Emofilia, una tecnica di psicanalisi infantile decostruisce la paura
Con la 'Regola delle 3 P': profilassi primaria, psicologica e sportiva
Roma, 29 ott. - Una tecnica "di psicanalisi infantile per aiutare i bambini a superare le loro paure o i traumi avuti". Parliamo del medical-play, "la gioco-terapia che utilizza strumenti ospedalieri e della medicina come momento ricreativo, per generare una sorta di immuno-tolleranza nel bambino che lo aiuta ad accettare una parte quotidiana o quasi" della sua vita. A parlarne e' Brianna Carafa d'Andria, scrittrice e madre di un ragazzo, ormai ultra vent'enne, affetto da una forma grave di emofilia di tipo A. La patologia e' di origine genetica, dovuta a un difetto della coagulazione del sangue. In condizioni normali, infatti, in caso di fuoriuscita dai vasi sanguigni, il sangue forma un 'tappo' che impedisce l'emorragia. 'Emofilia dalla A alla Z: dallo gioco-terapia allo sport agonistico' e' il libro uscito da poco, in una riedizione tutta rivista, che Carafa d'Andria ha scritto "per le altre famiglie, perche'-spiega- ho pensato che potesse essere di aiuto anche a loro, come lo e' stato per me".

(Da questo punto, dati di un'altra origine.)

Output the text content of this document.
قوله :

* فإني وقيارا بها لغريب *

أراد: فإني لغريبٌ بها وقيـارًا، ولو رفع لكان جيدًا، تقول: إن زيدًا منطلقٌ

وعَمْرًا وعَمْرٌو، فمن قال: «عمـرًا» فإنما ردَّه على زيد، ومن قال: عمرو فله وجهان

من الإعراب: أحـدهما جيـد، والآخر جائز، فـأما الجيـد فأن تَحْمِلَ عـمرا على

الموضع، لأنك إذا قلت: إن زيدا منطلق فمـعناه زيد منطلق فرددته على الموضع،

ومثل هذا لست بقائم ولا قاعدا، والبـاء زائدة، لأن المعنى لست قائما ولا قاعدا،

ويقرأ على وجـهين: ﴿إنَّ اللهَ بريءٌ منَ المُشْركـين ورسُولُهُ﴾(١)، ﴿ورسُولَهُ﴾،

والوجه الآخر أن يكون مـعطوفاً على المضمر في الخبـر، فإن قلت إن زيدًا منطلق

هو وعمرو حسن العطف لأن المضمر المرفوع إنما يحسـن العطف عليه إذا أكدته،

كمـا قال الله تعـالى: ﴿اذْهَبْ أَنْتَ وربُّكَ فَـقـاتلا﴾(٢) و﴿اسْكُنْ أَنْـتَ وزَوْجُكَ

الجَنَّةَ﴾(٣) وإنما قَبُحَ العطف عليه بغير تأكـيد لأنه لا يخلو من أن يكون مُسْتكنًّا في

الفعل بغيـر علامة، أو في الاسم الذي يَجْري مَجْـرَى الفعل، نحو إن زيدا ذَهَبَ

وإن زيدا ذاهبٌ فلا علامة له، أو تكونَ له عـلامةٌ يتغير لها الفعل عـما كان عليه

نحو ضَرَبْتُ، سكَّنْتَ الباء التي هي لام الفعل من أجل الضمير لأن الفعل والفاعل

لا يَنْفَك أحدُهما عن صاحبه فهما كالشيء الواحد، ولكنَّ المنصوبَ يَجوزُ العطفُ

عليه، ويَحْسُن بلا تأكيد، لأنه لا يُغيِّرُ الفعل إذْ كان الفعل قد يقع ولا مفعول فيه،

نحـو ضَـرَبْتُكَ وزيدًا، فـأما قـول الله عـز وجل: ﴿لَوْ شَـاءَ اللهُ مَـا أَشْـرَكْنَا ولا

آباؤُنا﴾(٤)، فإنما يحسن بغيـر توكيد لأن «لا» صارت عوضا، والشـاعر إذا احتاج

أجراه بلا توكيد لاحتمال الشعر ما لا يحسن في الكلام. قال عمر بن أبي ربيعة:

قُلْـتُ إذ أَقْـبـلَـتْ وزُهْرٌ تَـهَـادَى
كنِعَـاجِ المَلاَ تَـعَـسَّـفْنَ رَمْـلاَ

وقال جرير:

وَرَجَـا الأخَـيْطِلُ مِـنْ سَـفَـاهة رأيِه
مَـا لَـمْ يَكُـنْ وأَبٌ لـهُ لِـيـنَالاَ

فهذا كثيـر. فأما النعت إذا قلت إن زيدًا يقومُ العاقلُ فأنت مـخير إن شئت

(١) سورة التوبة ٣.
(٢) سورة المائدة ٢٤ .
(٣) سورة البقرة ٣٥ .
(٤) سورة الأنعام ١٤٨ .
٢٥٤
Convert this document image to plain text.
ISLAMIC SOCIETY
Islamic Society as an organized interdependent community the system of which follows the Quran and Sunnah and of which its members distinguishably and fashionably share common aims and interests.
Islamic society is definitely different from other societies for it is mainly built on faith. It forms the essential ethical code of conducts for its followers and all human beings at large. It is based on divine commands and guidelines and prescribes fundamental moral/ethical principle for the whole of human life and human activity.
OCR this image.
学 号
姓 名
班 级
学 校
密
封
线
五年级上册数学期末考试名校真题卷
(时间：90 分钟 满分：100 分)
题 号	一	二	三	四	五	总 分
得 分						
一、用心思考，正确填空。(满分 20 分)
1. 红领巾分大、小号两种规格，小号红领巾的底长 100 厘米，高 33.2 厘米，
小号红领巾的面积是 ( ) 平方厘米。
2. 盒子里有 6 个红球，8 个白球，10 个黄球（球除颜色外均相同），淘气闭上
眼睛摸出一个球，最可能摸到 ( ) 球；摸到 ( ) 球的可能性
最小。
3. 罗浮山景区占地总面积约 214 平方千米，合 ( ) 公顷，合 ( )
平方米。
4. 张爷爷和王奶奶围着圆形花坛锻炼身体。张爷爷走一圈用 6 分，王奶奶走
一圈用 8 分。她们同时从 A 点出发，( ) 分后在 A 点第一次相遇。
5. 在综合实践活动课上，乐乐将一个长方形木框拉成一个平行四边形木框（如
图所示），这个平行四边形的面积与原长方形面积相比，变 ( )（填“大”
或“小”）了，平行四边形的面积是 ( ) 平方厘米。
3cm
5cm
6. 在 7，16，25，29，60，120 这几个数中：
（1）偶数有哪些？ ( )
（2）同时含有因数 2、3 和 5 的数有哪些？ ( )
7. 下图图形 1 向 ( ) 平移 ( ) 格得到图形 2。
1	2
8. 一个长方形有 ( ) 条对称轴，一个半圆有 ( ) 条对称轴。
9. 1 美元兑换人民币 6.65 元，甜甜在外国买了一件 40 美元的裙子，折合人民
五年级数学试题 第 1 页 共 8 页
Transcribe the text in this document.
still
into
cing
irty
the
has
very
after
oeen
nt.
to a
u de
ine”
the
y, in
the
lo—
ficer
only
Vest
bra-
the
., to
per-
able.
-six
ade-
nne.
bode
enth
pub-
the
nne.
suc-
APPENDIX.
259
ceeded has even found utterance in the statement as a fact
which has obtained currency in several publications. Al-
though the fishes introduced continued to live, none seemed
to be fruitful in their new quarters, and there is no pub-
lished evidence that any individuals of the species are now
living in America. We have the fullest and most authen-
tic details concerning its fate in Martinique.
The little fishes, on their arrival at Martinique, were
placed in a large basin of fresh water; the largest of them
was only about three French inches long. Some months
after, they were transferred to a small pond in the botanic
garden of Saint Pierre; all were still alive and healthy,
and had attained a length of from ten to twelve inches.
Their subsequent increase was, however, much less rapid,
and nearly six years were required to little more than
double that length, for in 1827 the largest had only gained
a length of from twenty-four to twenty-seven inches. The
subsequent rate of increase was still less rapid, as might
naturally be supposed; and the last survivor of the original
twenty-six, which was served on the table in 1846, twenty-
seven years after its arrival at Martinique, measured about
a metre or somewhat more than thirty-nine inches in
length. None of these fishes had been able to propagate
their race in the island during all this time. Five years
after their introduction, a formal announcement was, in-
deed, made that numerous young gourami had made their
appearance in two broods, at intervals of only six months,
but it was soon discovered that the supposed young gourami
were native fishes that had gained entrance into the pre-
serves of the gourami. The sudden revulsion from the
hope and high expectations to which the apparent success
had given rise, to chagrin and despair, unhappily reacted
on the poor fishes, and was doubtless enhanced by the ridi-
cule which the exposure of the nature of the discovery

Tanti i giochi che negli anni, adattandoli a tutte le fasce d'eta', Carafa d'Andria ha inventato per decostruire la paura che i bambini possono avere di aghi, dottori e medicine. 'Farfallina bella e verde vola vola nella vena di...', e' un "ritornello popolare per bimbi riadattato- si legge nel libro- per promuovere uno stato d'animo meno ansioso durante la terapia". 'Anche l'orsetto ha bisogno dell'infusione', invece, e' una tecnica che permette al bambino di "costituirsi parte attiva attraverso l'esecuzione dell'infusione sul peluche, che gli da' la possibilita' di comprendere, condividere e reindirizzare positivamente le sue emozioni". E ancora, c'e' anche 'chi vede prima il serpentino rosso', attivita' giocosa utilizzata dall'autrice in famiglia per "far riconoscere al bambino il momento in cui l'ago e' in vena". C'e' il diario e il cestino delle infusioni, la battaglia della siringa che Carafa d'Andria racconta alla Dire: "Una delle attivita' era riempirla nell'acqua per poi farci le battaglie. Oppure ci facevamo le infusioni con l'acqua sterile da soli, anche con i fratelli, uno sull'altro".
Ma quali sono i benefici della gioco-terapia? "Senso di forza dovuta al ripristino alla normalita', indipendenza, consapevolezza, controllo degli eventi, convivenza con la patologia come uno degli aspetti quotidiani della vita senza essere l'unico". E ancora, "apertura comunicativa e partecipazione attiva" del bambino che "ridimensiona la gravita' della patologia attraverso una nuova prospettiva piu' ottimistica e fattiva", si legge nel libro.
Affrontare la patologia giocando, quindi, e' possibile. Come lo si puo' fare anche attraverso l'attivita' fisica. "Sappiamo che la principale sede di episodi emorragici nelle persone con emofilia sono proprio le articolazioni- spiega Carafa d'Andria- quindi una struttura fisica solida, una muscolatura tonica e un fisico muscoloso sono molto importanti". Profilassi primaria o secondaria, psicologica e sportiva. Questa e' la regola "delle 3P" che nel volume viene consigliata nella "cura globale delle persone con emofilia".
Il principale ostacolo all'attivita' sportiva, pero', si verifica quando "un ragazzo cresce e per sua scelta vuole proseguire uno sport. Le societa' sportive- illustra Carafa d'Andria- richiedono il rilascio della certificazione di idoneita' agonistica e purtroppo, in Italia, c'e' una differenza veramente incredibile, ormai da anni, nel rilascio di queste certificazioni. In alcune regioni viene fatto, in altre non se ne parla nemmeno e questo crea due tipi di aspiranti atleti con emofilia: quelli di serie A e di serie B. In un paese come l'Italia- conclude l'autrice- non e' possibile. Se il certificato viene rilasciato a un ragazzo a Roma, lo stesso deve succedere anche in Val d'Aosta e in Sicilia".